The way we’re looking at it is that horse racing is part of the core business of the OLG right now. We’ve been tasked with integrating horse racing into OLG and that’s what we’re doing.

TROT: What types of marketing does OLG see itself engaging in?

BRICKER: We work together with Ontario Racing. You have to take a look at what the Premier said when she talked about the benefits of integrating horse racing into OLG. One of the things she put a premium on was the branding and marketing expertise that the OLG has and we’ve turned that loose on the horse racing business. We’re very actively working with OR (Ontario Racing) to build their brand and they’re very active with us, so we are in tune with what their needs are.

TROT: What have you learned from the market research you’ve done?

BRICKER: People find horse racing very exciting. Many people have been to the track and we know that people are excited that they don’t have to pay for admission and parking and can have a great time. You’ll see a lot of this focus in our future advertising and marketing.

I’ve always heard that the casino customer is different from the horse racing customer but the more people I talk to, you do hear that there is a lot of cross fertilization between the two. One family member may go to the slots while another might go to the races.

TROT: How do you see the management of horse racing to ensure success?

BRICKER: Over the long term, what we’re looking to do is have the industry manage itself. What I would prefer to do is instead of micromanaging things that other people know better about, we establish some metrics that we agree to, that align with the objectives the province has – growing wagering which is a primary, jobs, and I talk about this thing all the time called race quality. I want to re-establish the link between purse levels and wagering levels. The thing that people are going to be best served by, particularly horsemen, is to have a competitive, interesting growing business to race into.

TROT: Will the plan be agile enough to adjust to future change?

BRICKER: Right now, we have to lock down what the program is going to be, get everyone agreed to it, and start implementing it.

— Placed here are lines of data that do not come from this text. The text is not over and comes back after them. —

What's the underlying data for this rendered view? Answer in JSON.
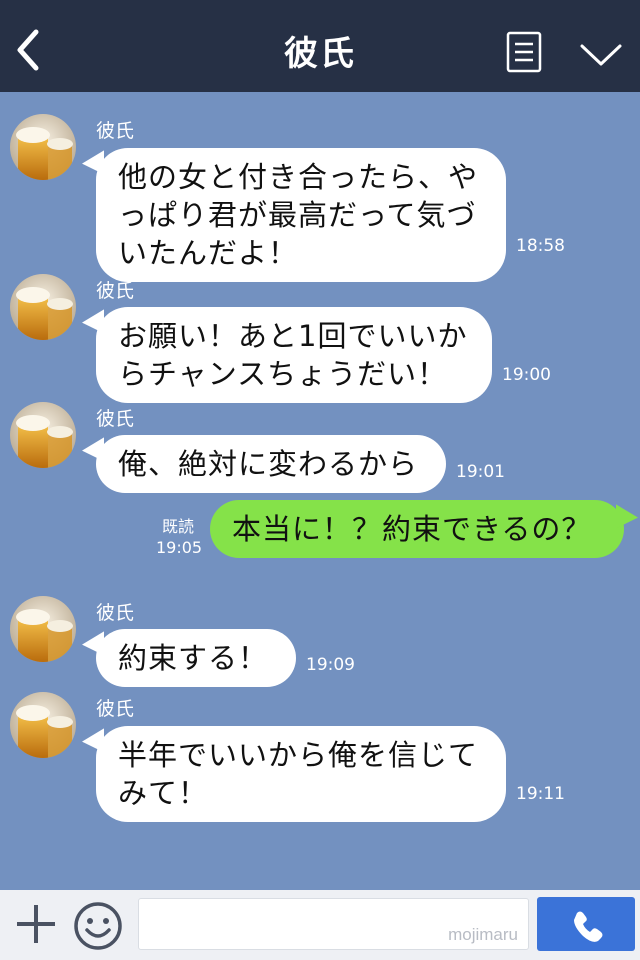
{
  "header": {
    "title": "彼氏",
    "back_icon": "chevron-left-icon",
    "menu_icon": "notes-icon",
    "more_icon": "chevron-down-icon"
  },
  "messages": [
    {
      "sender": "彼氏",
      "text": "他の女と付き合ったら、や\nっぱり君が最高だって気づ\nいたんだよ！",
      "time": "18:58"
    },
    {
      "sender": "彼氏",
      "text": "お願い！あと1回でいいか\nらチャンスちょうだい！",
      "time": "19:00"
    },
    {
      "sender": "彼氏",
      "text": "俺、絶対に変わるから",
      "time": "19:01"
    },
    {
      "text": "本当に！？約束できるの？",
      "read": "既読",
      "time": "19:05"
    },
    {
      "sender": "彼氏",
      "text": "約束する！",
      "time": "19:09"
    },
    {
      "sender": "彼氏",
      "text": "半年でいいから俺を信じて\nみて！",
      "time": "19:11"
    }
  ],
  "footer": {
    "watermark": "mojimaru",
    "plus_icon": "plus-icon",
    "sticker_icon": "smiley-icon",
    "call_icon": "phone-icon"
  },
  "colors": {
    "header_bg": "#263045",
    "chat_bg": "#7391c0",
    "incoming_bubble": "#ffffff",
    "outgoing_bubble": "#85e249",
    "call_button": "#3b73d8"
  }
}
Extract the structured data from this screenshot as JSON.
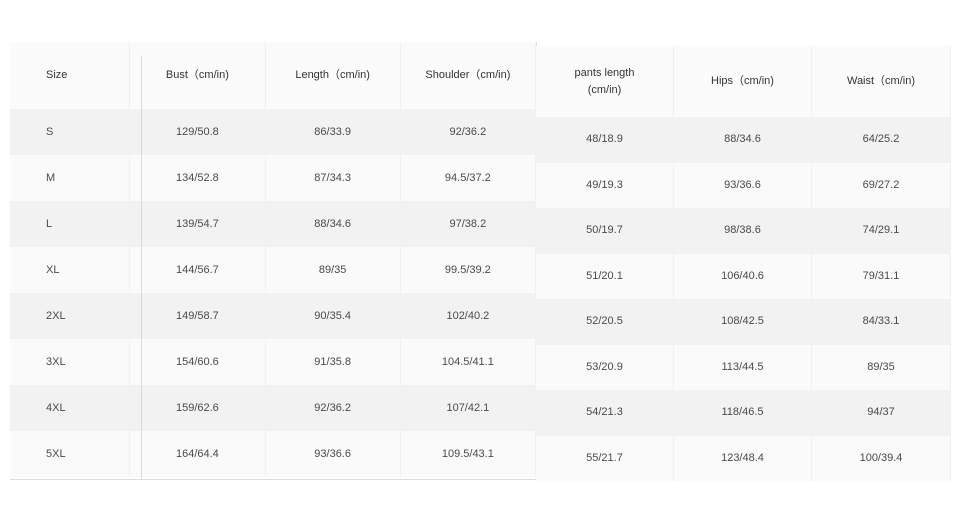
{
  "left_table": {
    "headers": [
      "Size",
      "Bust（cm/in)",
      "Length（cm/in)",
      "Shoulder（cm/in)"
    ],
    "rows": [
      [
        "S",
        "129/50.8",
        "86/33.9",
        "92/36.2"
      ],
      [
        "M",
        "134/52.8",
        "87/34.3",
        "94.5/37.2"
      ],
      [
        "L",
        "139/54.7",
        "88/34.6",
        "97/38.2"
      ],
      [
        "XL",
        "144/56.7",
        "89/35",
        "99.5/39.2"
      ],
      [
        "2XL",
        "149/58.7",
        "90/35.4",
        "102/40.2"
      ],
      [
        "3XL",
        "154/60.6",
        "91/35.8",
        "104.5/41.1"
      ],
      [
        "4XL",
        "159/62.6",
        "92/36.2",
        "107/42.1"
      ],
      [
        "5XL",
        "164/64.4",
        "93/36.6",
        "109.5/43.1"
      ]
    ]
  },
  "right_table": {
    "headers": [
      "pants length\n(cm/in)",
      "Hips（cm/in)",
      "Waist（cm/in)"
    ],
    "rows": [
      [
        "48/18.9",
        "88/34.6",
        "64/25.2"
      ],
      [
        "49/19.3",
        "93/36.6",
        "69/27.2"
      ],
      [
        "50/19.7",
        "98/38.6",
        "74/29.1"
      ],
      [
        "51/20.1",
        "106/40.6",
        "79/31.1"
      ],
      [
        "52/20.5",
        "108/42.5",
        "84/33.1"
      ],
      [
        "53/20.9",
        "113/44.5",
        "89/35"
      ],
      [
        "54/21.3",
        "118/46.5",
        "94/37"
      ],
      [
        "55/21.7",
        "123/48.4",
        "100/39.4"
      ]
    ]
  }
}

We’re going to do an annual business plan. You can’t nail something down for 10 or 20 years and say we’re not able to veer from this. The idea is to be agile and responsive and ultimately become the premier horse racing destination in North America if we can do it. A lot of people are looking at what we’re doing because we’re doing some interesting stuff.

People are going to see that we’re actually putting into place a program that we’re serious about that’s going to create far more certainty for people than they’ve seen for a while. I’m pretty excited about it. I look at it as a business like any other and there are assets here and if people can look at us as an industry, they’d see that we’re headed in the right direction.

TROT: Who holds OLG accountable on the horse racing side from government?

BRICKER: It’s directly the Minister of Finance but obviously there are other stakeholders politically. The Minister of Agriculture and Rural Affairs is interested. The Premier’s Office is interested in it.

TROT: Do you believe everybody in the industry is pulling in the same direction?

BRICKER: I’d be naive if I said that everybody was totally aligned and when we come out with our new program there’s going to be a ticker tape parade. There will always be the people who say that we should just put SARP back into place again, and that things will never be like that again. They’re right, they won’t be, but I think we have an interesting future ahead and the industry is part of it.

Track consolidation is a touchy subject. My view is that every track goes into the new program and then the industry has to decide what it wants to do. I don’t think you look to government for those decisions. The industry are the experts. They know what we’re trying to achieve and we’re going to rely on their advice.

TROT: What is the key message you want people to know?

BRICKER: I want people to get the signal that there is going to be a future. If you were thinking of investing in a horse, now is the time to do it. If you just look at the basic economics of supply and demand, there’s never been a better time.